Once upon a time, there lived an angry man. He had been married for two decades yet he habitually fought with his wife. He used to have uncontrollable fits of rage. When angry, he would say and do things he would regret later on. He would get worked up over trivial matters. He hated himself for this and no matter how hard he tried, he couldn’t break this habit.

One day he approached his guru and said: “I’m sick and tired of being angry all the time. Tiny matters set me off and the fiend in me comes out without any warning. Why am I eternally angry and upset?”

“Because you are hurt,” the guru said.
“But, I have a caring family and I do love my wife. She doesn’t hurt me back when I’m upset. So, I don’t think I’m hurt.”
“You are still experiencing the pain of old wounds. These are the after-effects of what you may have experienced in your childhood or during your youth.”
“Have I not been healed all these years?”
“Not only you’ve not healed yet, but the hurt and the pain has made you weak too. As a result, regardless of how pleasant or unpleasant the situation may be, any undesirable thought or emotion triggers the anger in you. A fit of rage is a sign of being hurt and weak.”
“But, I don’t remember any major incidents, only small ones. How can such experiences of the distant past still leave me weak, hurt and angry?”

The guru handed him his water pot and instructed him to keep his arm stretched while holding it.
“Is it heavy?” he asked.
“Not really.”

A minute passed and he asked the same question.
“It feels a little heavier now,” the disciple said.
“Stay put until I say otherwise.”
“My arm’s aching and I can’t hold it any longer,” he said after five minutes.

The guru took the water pot from him and said, “You see, it’s not how much the water pot weighed but how long you carried it. The longer you hold it, the heavier it feels. Gradually, you feel weaker and weaker before you find it unbearable.”

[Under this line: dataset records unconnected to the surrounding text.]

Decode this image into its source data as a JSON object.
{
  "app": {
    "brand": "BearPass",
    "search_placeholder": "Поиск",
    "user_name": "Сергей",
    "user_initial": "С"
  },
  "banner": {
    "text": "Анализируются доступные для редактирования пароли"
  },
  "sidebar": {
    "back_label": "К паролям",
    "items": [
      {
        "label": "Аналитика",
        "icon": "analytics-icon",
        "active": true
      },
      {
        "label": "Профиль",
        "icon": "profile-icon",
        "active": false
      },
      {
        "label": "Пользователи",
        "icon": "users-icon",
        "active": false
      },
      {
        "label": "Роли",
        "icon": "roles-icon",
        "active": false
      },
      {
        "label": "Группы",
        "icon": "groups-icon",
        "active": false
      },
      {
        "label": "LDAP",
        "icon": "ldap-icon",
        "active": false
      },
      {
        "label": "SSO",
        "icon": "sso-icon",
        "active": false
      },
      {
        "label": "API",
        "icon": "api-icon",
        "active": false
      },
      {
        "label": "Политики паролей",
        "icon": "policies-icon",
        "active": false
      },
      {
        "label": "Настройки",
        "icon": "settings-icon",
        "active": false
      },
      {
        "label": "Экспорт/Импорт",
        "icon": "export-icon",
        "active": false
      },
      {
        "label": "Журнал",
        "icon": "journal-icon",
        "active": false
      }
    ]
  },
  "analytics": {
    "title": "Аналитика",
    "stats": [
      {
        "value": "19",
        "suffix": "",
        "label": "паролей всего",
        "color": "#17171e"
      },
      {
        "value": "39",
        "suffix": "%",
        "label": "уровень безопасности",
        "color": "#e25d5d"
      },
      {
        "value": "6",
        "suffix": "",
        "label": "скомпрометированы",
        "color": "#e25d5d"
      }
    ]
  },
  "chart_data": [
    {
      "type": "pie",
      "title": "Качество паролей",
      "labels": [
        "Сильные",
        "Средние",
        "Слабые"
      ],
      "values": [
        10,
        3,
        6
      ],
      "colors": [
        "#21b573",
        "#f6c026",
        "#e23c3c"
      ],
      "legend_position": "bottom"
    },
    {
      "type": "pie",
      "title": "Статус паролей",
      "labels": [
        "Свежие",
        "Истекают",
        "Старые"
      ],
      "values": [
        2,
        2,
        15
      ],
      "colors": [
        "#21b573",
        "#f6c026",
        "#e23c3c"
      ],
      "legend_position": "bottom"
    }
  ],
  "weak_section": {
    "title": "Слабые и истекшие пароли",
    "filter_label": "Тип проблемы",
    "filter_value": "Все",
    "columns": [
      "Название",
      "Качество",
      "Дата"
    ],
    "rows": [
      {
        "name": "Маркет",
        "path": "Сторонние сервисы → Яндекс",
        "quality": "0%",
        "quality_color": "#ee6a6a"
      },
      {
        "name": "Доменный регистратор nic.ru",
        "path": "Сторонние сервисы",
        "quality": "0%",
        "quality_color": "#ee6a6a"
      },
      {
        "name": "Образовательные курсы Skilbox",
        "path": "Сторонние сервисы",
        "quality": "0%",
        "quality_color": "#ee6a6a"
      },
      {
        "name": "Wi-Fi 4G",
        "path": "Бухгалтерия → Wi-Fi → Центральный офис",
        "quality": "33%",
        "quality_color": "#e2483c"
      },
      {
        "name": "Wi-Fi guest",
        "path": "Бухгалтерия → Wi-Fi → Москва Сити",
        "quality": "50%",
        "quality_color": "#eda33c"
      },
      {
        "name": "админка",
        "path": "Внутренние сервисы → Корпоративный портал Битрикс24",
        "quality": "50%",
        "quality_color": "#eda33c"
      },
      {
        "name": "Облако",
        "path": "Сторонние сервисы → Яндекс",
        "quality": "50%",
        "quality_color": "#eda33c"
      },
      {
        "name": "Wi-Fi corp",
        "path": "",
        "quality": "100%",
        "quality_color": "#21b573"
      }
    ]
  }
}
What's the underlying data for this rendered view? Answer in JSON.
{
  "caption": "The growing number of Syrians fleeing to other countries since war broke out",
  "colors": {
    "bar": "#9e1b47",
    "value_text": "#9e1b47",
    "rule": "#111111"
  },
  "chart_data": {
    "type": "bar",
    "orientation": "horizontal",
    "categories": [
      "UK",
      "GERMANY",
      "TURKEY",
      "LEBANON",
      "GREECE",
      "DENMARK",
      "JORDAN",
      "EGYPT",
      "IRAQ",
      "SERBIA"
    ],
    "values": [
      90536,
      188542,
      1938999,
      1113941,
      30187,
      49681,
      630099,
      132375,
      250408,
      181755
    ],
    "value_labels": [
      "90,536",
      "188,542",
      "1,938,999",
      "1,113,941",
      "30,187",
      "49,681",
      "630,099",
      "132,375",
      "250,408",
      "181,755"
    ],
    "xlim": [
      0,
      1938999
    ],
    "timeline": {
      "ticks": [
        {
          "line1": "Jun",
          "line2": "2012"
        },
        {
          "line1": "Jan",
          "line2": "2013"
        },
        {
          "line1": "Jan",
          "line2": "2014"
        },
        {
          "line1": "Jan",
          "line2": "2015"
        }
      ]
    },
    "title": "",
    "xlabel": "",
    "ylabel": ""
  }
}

While the gravity of the incident matters, what matters a lot more is how long we’ve been carrying it around. I frequently meet people who are in their fifties, sixties or even seventies, who have been married for decades, yet they complain about incidents that occurred thirty years ago as if they happened just thirty minutes ago, just now. They range from something as small as not being served the right meal at their wedding to being lied about something more serious.

Every day, every moment of our lives unfolds a new experience. It’s impossible to have only pleasant ones because often what we experience is dependent on how we are feeling internally than the absoluteness of the external condition itself. It’s impossible to only have agreeable conversations with our loved ones. It’s a given that there are going to be times when the other person will make mistakes or when you’ll do so, when they won’t understand you or when you won’t understand them. It doesn’t mean that the relationship is not workable or that there is no compatibility. Sometimes, it simply means that you’ve been carrying the water pot for a little too long.

At that time, it is for your own good that you try and let go before tiny pebbles of petty matters become giant mountains of negativity and neglect. If we keep holding on, it keeps getting heavier, and, once the burden is beyond bear, it makes us weak and vulnerable. In that state of hurt and susceptibility, it takes less than a trifle to snap. Just like a mere pinprick bursts a balloon.

I’m not saying that you put up with abusive behavior. I’m suggesting that, no matter how small or big the incident, if you still hold the other person responsible for what happened years ago, you are doing a great injustice to the both of you. It’s unnecessary. It’s passed, it’s gone. It’s weighing on you; you can’t possibly hope to feel light or happy. What’s more, we can’t even remain sane if we don’t let go. Einstein once said, “Life is like riding a bicycle. To keep your balance you must keep moving.”

The world around us will continue to move. We can’t erase the past, we can’t really change others unless they deeply desire it themselves, we can’t go into the future, we can’t forget anything by choice, but we can let go, we can empty ourselves. Let me share with you a beautiful Buddhist hymn.

Let me a pure white lotus be
Unfolding in Samsara’s stream,
Let all the gloom of misery
Be gathered in my lotus dream;
Let each dew drop that studded lie
On each white radiant fold,
Reflect the mercy of the law
That turns death’s bliss to gold.

Let every wave that tumbles down,
Their curled slim of wrath, repair
To lotus roots of dusky brown,
In my compassion’s bounty share;
Let every sparks of vengeance rowed
Round lotus stalks entwine.
And greed and lies transformed by love
In lotus heart enshrine.

When each life drop has sped away
Across my pure white lily door
When I have drained all sorrow may
I speed to deck that lustless floor.
Let every petal softly fold,
In summer’s golden shine
Retreat to claim the splendid prize
Nirvana’s joy last Mine!

Retain only what you really care about because the stuff we keep is what shapes us. What we hold onto is what creates us, it makes us who we are. What are you made of?

Peace.
Swami

A GOOD STORY

There were four members in a household. Everybody, Somebody, Anybody and Nobody. A bill was overdue. Everybody thought Somebody would do it. Anybody could have done it but Nobody did it.